Dyplomatyczna choroba Kaczyńskiego?
Lech Kaczyński znowu zachorował. Z tego
powodu odwołał planowaną na wczoraj wizytę w Weimarze na szczycie
Trójkąta Weimarskiego. Wszystko wskazuje na to, że nie pojawi się
także dzisiaj na obchodach 60. rocznicy pogromu Żydów w Kielcach,
bo niedyspozycja jest co najmniej kilkudniowa. Ta druga
prawdopodobna nieobecność daje dużo do myślenia - uważa "Trybuna".
04.07.2006 | aktual.: 04.07.2006 10:12
Wersja oficjalna, którą przedstawił Maciej Łopiński, sekretarz stanu w Kancelarii Prezydenta, jest taka, że Lech Kaczyński ma "zaburzenia czynnościowe przewodu pokarmowego". Złośliwi twierdzą jednak, że choroba Kaczyńskiego jest bardziej dyplomatyczna niż gastryczna. Być może szef państwa nie chce drażnić dużej części elektoratu PiS-u zasłuchanego w Radiu Maryja i zaczytującego się "Naszym Dziennikiem". Pamiętamy, jak zaciekle krytykowany był przez koncern medialny o. Tadeusza Rydzyka Aleksander Kwaśniewski, gdy przepraszał za udział Polaków w pogromie w Jedwabnem - przypomina dziennik.
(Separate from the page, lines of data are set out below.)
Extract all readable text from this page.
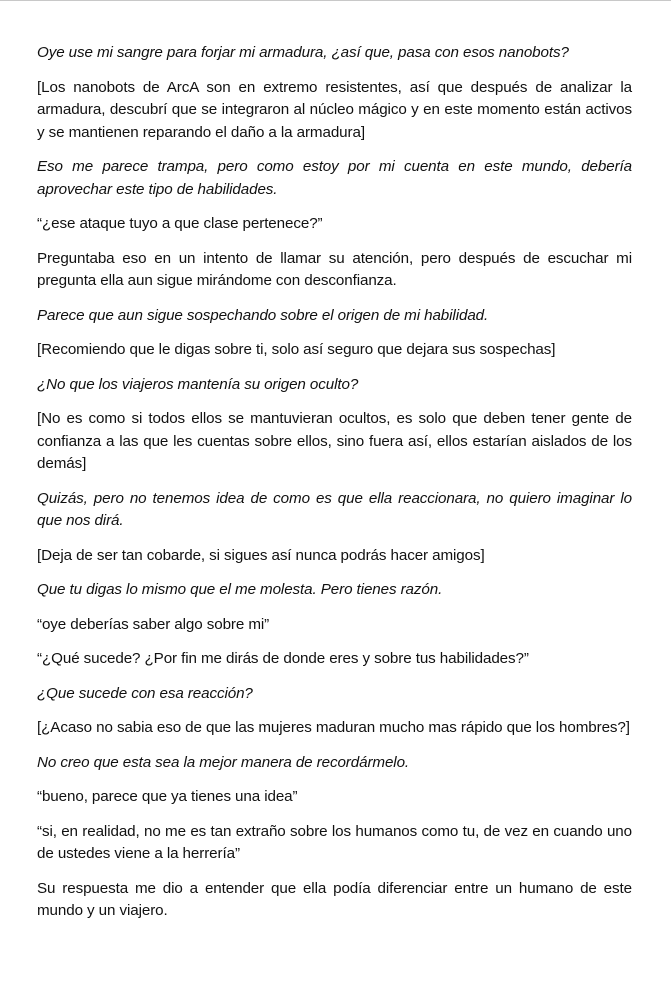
Oye use mi sangre para forjar mi armadura, ¿así que, pasa con esos nanobots?

[Los nanobots de ArcA son en extremo resistentes, así que después de analizar la armadura, descubrí que se integraron al núcleo mágico y en este momento están activos y se mantienen reparando el daño a la armadura]

Eso me parece trampa, pero como estoy por mi cuenta en este mundo, debería aprovechar este tipo de habilidades.

“¿ese ataque tuyo a que clase pertenece?”

Preguntaba eso en un intento de llamar su atención, pero después de escuchar mi pregunta ella aun sigue mirándome con desconfianza.

Parece que aun sigue sospechando sobre el origen de mi habilidad.

[Recomiendo que le digas sobre ti, solo así seguro que dejara sus sospechas]

¿No que los viajeros mantenía su origen oculto?

[No es como si todos ellos se mantuvieran ocultos, es solo que deben tener gente de confianza a las que les cuentas sobre ellos, sino fuera así, ellos estarían aislados de los demás]

Quizás, pero no tenemos idea de como es que ella reaccionara, no quiero imaginar lo que nos dirá.

[Deja de ser tan cobarde, si sigues así nunca podrás hacer amigos]

Que tu digas lo mismo que el me molesta. Pero tienes razón.

“oye deberías saber algo sobre mi”

“¿Qué sucede? ¿Por fin me dirás de donde eres y sobre tus habilidades?”

¿Que sucede con esa reacción?

[¿Acaso no sabia eso de que las mujeres maduran mucho mas rápido que los hombres?]

No creo que esta sea la mejor manera de recordármelo.

“bueno, parece que ya tienes una idea”

“si, en realidad, no me es tan extraño sobre los humanos como tu, de vez en cuando uno de ustedes viene a la herrería”

Su respuesta me dio a entender que ella podía diferenciar entre un humano de este mundo y un viajero.
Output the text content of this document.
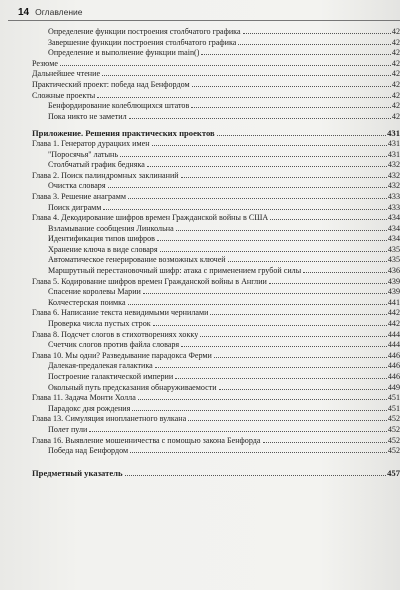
14 Оглавление
Определение функции построения столбчатого графика	42
Завершение функции построения столбчатого графика	42
Определение и выполнение функции main()	42
Резюме	42
Дальнейшее чтение	42
Практический проект: победа над Бенфордом	42
Сложные проекты	42
Бенфордирование колеблющихся штатов	42
Пока никто не заметил	42
Приложение. Решения практических проектов	431
Глава 1. Генератор дурацких имен	431
"Поросячья" латынь	431
Столбчатый график бедняка	432
Глава 2. Поиск палиндромных заклинаний	432
Очистка словаря	432
Глава 3. Решение анаграмм	433
Поиск диграмм	433
Глава 4. Декодирование шифров времен Гражданской войны в США	434
Взламывание сообщения Линкольна	434
Идентификация типов шифров	434
Хранение ключа в виде словаря	435
Автоматическое генерирование возможных ключей	435
Маршрутный перестановочный шифр: атака с применением грубой силы	436
Глава 5. Кодирование шифров времен Гражданской войны в Англии	439
Спасение королевы Марии	439
Колчестерская поимка	441
Глава 6. Написание текста невидимыми чернилами	442
Проверка числа пустых строк	442
Глава 8. Подсчет слогов в стихотворениях хокку	444
Счетчик слогов против файла словаря	444
Глава 10. Мы одни? Разведывание парадокса Ферми	446
Далекая-предалекая галактика	446
Построение галактической империи	446
Окольный путь предсказания обнаруживаемости	449
Глава 11. Задача Монти Холла	451
Парадокс дня рождения	451
Глава 13. Симуляция инопланетного вулкана	452
Полет пули	452
Глава 16. Выявление мошенничества с помощью закона Бенфорда	452
Победа над Бенфордом	452
Предметный указатель	457
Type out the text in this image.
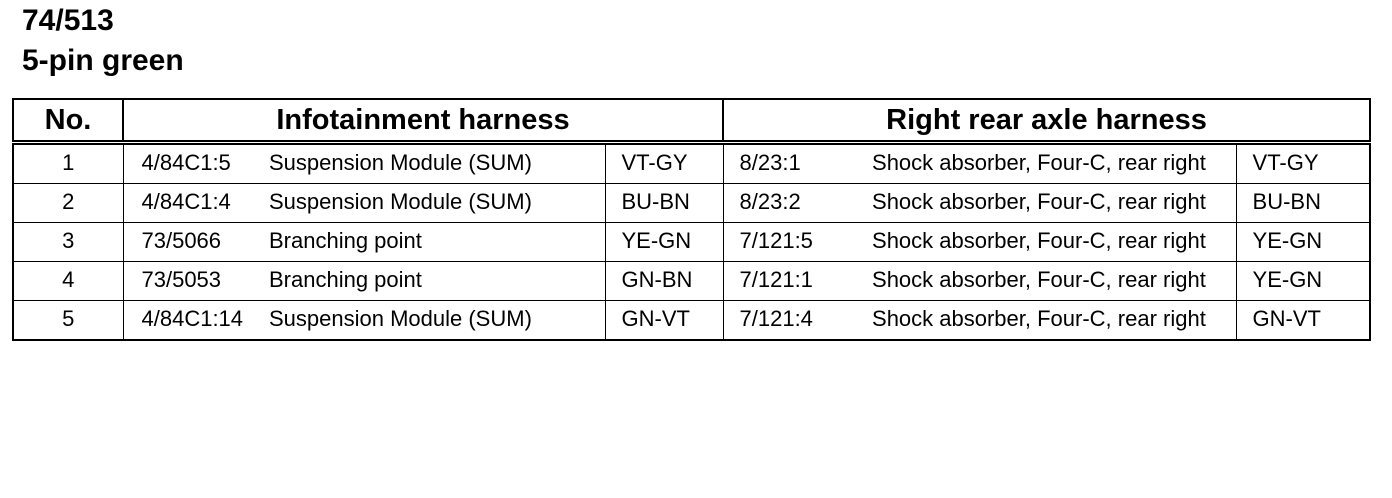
74/513
5-pin green
No.	Infotainment harness			Right rear axle harness		
1	4/84C1:5	Suspension Module (SUM)	VT-GY	8/23:1	Shock absorber, Four-C, rear right	VT-GY
2	4/84C1:4	Suspension Module (SUM)	BU-BN	8/23:2	Shock absorber, Four-C, rear right	BU-BN
3	73/5066	Branching point	YE-GN	7/121:5	Shock absorber, Four-C, rear right	YE-GN
4	73/5053	Branching point	GN-BN	7/121:1	Shock absorber, Four-C, rear right	YE-GN
5	4/84C1:14	Suspension Module (SUM)	GN-VT	7/121:4	Shock absorber, Four-C, rear right	GN-VT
Dla narodowo-katolickiej prawicy takie historyczne dramaty jak kielecki, to okazja do relatywizowania narodowych przewin. Wąsko pojmowany patriotyzm nie pozwala jej przyznać, że także niektórzy Polacy dopuszczali się zbrodni - podkreśla gazeta.
W ten nurt już dawno wpisał się PiS, obierając sobie za patrona ojca Rydzyka. Prezydent, znany w Europie wróg mniejszości seksualnych, zmierza w tym samym kierunku. Czym innym bowiem jest złożenie przez niego hołdu bohaterom powstania w getcie warszawskim przy okazji jego 63. rocznicy, a czym innym wystąpienie podczas uroczystości w Kielcach. To drugie mogłoby spowodować dalszy spadek jego popularności w środowiskach prawicowych - ocenia "Trybuna".(PAP)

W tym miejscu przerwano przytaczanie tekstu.